野生のペタシ (Le pédant sauvage)

Formerly known as 「崩壊する新建築」@はてなダイアリー

対象aとしてのラカン理論

ラカンといえば、その著作は難解を極めることで知られている。一方では、ある種の人々による熱狂的な支持を得ており、彼らは「ラカニアン」などと呼ばれているらしい。
このわたくしも、あちこちで名前は聞いて、その奇っ怪な精神分析の理論に興味は覚えるものの、著作から引用されている文章のあまりの意味不明さ、そしてまた、あの有名な(あるいは悪名高い)「シェーマL」だとか「ボロメオの輪」だとかの、独特の概念に対する理解を助けるというよりかは煙に巻こうとしてるとしか思えない図解に恐れをなして、とてもラカンには手を出せずにいたんである。
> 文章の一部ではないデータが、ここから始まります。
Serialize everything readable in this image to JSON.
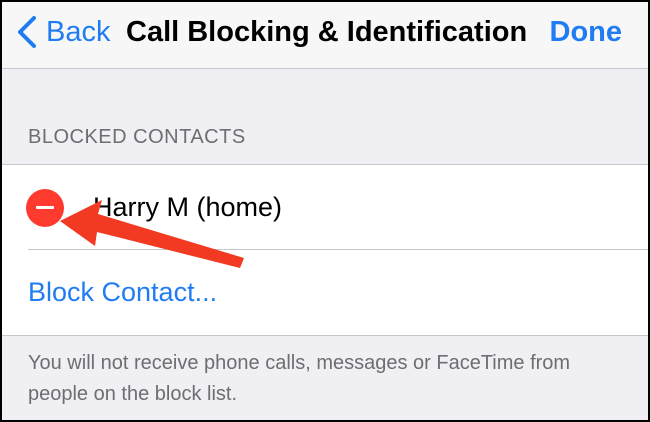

少し前にも、ウチダ先生の「他者と死者」を読んでみたがやっぱりわけわからんかったし。
そんなラカンについての「日本一わかりやすいラカン入門書」である、「生き延びるためのラカン」を書店で見つけた。著者は斎藤環さんだ。朝日新聞日曜版の読書欄において、ほむらさんと並んでわたくしがもっとも信用するレビューワのひとりであるから、ここはひとつだまされたと思って。

生き延びるためのラカン (ちくま文庫)

生き延びるためのラカン (ちくま文庫)


これはもう、存外面白い本だった。とても読みやすいので、これでラカンの理論を理解できたような気になってしまう危険はあるけど。「現代の社会は、なんだかラカンの言ったことが、それこそベタな感じで現実になってきている気がする」とある。つまり、ストーカー、リストカット、ひきこもり、PTSD、おたくと腐女子、フェティシズムなどの現象は、ラカン理論の援用により理解することができるというわけだ(ラカンじゃなくてフロイトの仕事じゃないの、て部分もあるようだが)。というわけでこの本は、タフな現代社会を生きる我々が精神の安定を得るための実用書ととらえても良いんじゃないか。得体のしれないものに対して、合理的な説明をつけることは、その対象への恐怖を制圧することにつながる。そのための方法論だな。あ、だから「生き延びるための」か、なるほど。